Legislation being patroned by Del. Mark Levine would change the way Virginia handles tie elections.
Levine (D-45th) has introduced a bill that would mandate a special election in local and General Assembly races if the top two vote-getters end up tied. Currently, Virginia law requires such ties to be broken by a random drawing.
Making the change would not simply be an academic exercise, Ties occasionally do occur – and the more low-turnout the race, the more likely one might transpire.
But they can even impact even General Assembly results.
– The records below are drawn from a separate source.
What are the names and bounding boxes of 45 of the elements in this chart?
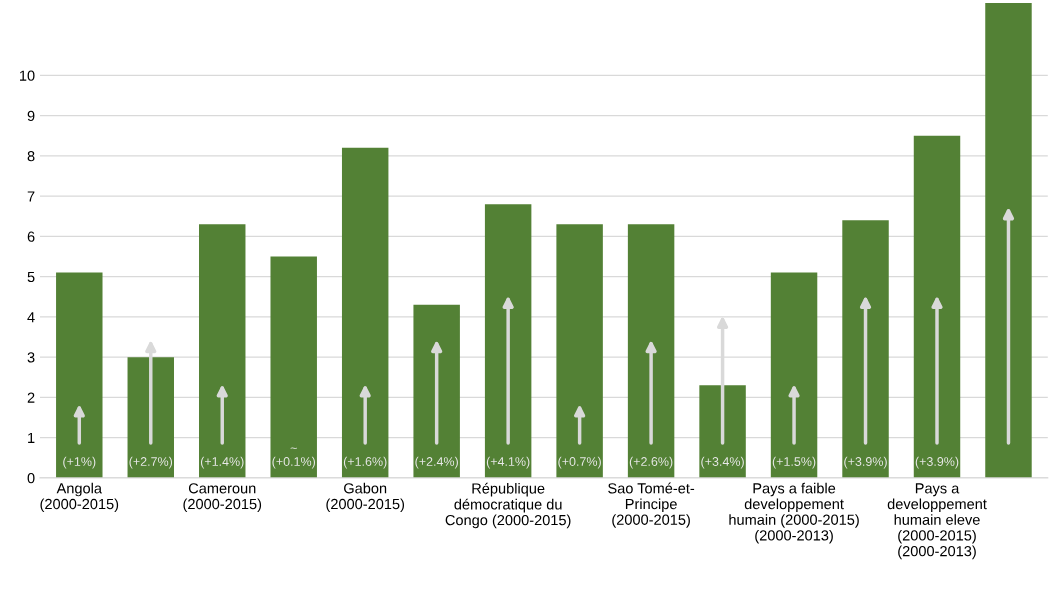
- y-tick-label: 10: [20, 70, 35, 81]
- y-tick-label: 1: [28, 432, 35, 443]
- y-tick-label: 0: [27, 473, 35, 484]
- bar: [127, 357, 174, 478]
- annotation: (+2.4%): [415, 456, 458, 469]
- x-tick-label: Angola (2000-2015): [40, 482, 119, 513]
- y-tick-label: 5: [27, 271, 35, 283]
- x-tick-label: Pays a faible developpement humain (2000-2015) (2000-2013): [729, 482, 859, 544]
- bar: [556, 224, 603, 478]
- annotation: (+1%): [63, 456, 96, 469]
- bar: [413, 304, 460, 478]
- annotation: (+1.4%): [200, 456, 244, 469]
- bar: [699, 385, 746, 478]
- annotation: (+1.6%): [343, 456, 387, 469]
- y-tick-label: 3: [27, 352, 35, 363]
- bar: [985, 2, 1032, 478]
- bar: [270, 256, 317, 478]
- bar: [842, 220, 889, 478]
- bar: [770, 272, 818, 478]
- annotation: (+3.9%): [844, 456, 887, 469]
- x-tick-label: Pays a developpement humain eleve (2000-2015) (2000-2013): [887, 483, 987, 560]
- x-tick-label: République démocratique du Congo (2000-2015): [445, 482, 571, 529]
- bar: [56, 272, 103, 478]
- bar: [199, 224, 246, 478]
- y-tick-label: 9: [27, 110, 35, 122]
- annotation: (+3.9%): [915, 456, 959, 469]
- annotation: (+3.4%): [701, 456, 744, 469]
- annotation: (+2.6%): [629, 456, 673, 469]
- x-tick-label: Gabon (2000-2015): [326, 482, 405, 513]
- y-tick-label: 4: [27, 312, 35, 323]
- x-tick-label: Cameroun (2000-2015): [183, 483, 262, 513]
- y-tick-label: 7: [27, 191, 35, 202]
- y-tick-label: 8: [27, 151, 35, 162]
- annotation: (+1.5%): [772, 456, 816, 469]
- annotation: (+4.1%): [486, 456, 530, 469]
- annotation: (+2.7%): [129, 456, 173, 469]
- bar: [341, 147, 389, 478]
- y-tick-label: 6: [27, 231, 35, 242]
- bar: [484, 204, 532, 478]
- annotation: ~ (+0.1%): [272, 447, 315, 469]
- y-tick-label: 2: [27, 392, 35, 403]
- x-tick-label: Sao Tomé-et- Principe (2000-2015): [608, 482, 695, 528]
- bar: [913, 135, 961, 478]
- bar: [627, 224, 675, 478]
- annotation: (+0.7%): [558, 456, 601, 469]
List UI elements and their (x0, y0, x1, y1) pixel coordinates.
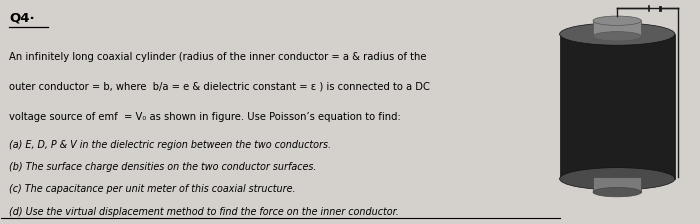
Ellipse shape (593, 187, 641, 197)
Text: Q4·: Q4· (9, 12, 35, 25)
Text: (d) Use the virtual displacement method to find the force on the inner conductor: (d) Use the virtual displacement method … (9, 207, 399, 217)
Text: voltage source of emf  = V₀ as shown in figure. Use Poisson’s equation to find:: voltage source of emf = V₀ as shown in f… (9, 112, 401, 122)
Text: outer conductor = b, where  b/a = e & dielectric constant = ε ) is connected to : outer conductor = b, where b/a = e & die… (9, 82, 430, 92)
Text: (a) E, D, P & V in the dielectric region between the two conductors.: (a) E, D, P & V in the dielectric region… (9, 140, 331, 150)
Text: An infinitely long coaxial cylinder (radius of the inner conductor = a & radius : An infinitely long coaxial cylinder (rad… (9, 52, 426, 62)
Bar (593, 21, 641, 36)
Ellipse shape (593, 32, 641, 41)
Bar (593, 177, 641, 192)
Text: (c) The capacitance per unit meter of this coaxial structure.: (c) The capacitance per unit meter of th… (9, 184, 295, 194)
Text: (b) The surface charge densities on the two conductor surfaces.: (b) The surface charge densities on the … (9, 162, 316, 172)
Bar (559, 34, 675, 179)
Ellipse shape (593, 16, 641, 25)
Ellipse shape (559, 168, 675, 190)
Ellipse shape (559, 23, 675, 45)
After a recount in 2017, Republican David Yancey and Democrat Shelly Simonds ended up in a 11,607-to-11,607 dead heat in a House of Delegates district in Newport News. (A Libertarian candidate picked up 675 votes in that race.)
Yancey won the race after his name – tucked inside a film canister – was drawn out of a bowl in early 2018. That gave Republicans a narrow but workable 51-49 majority in the House of Delegates.
(Simonds ended up defeating Yancey in a 2019 rematch, and will take her seat when the General Assembly convenes on Jan. 8.)
Other states address the matter of tie elections in various ways, from special elections to drawings to the flip of a coin.
While Virginia legislators will have to decide whether to stick with the status quo or follow Levine’s alternative, there is some support for sticking with a drawing, despite the randomness of the outcome.
“I honestly don’t think there’s a better way to do it,” said Jacob Neiheisel, an assistant professor of political science at the University at Buffalo, in comments to USA Today during the 2017 Yancey-Simonds battle. “It works. Both candidates have a 50-50 chance of winning, and there isn’t a way to cheat.”
Levine’s bill would exclude races for governor, lieutenant governor and attorney general from the special-election requirement. It also would limit recounts in any given close race to just one.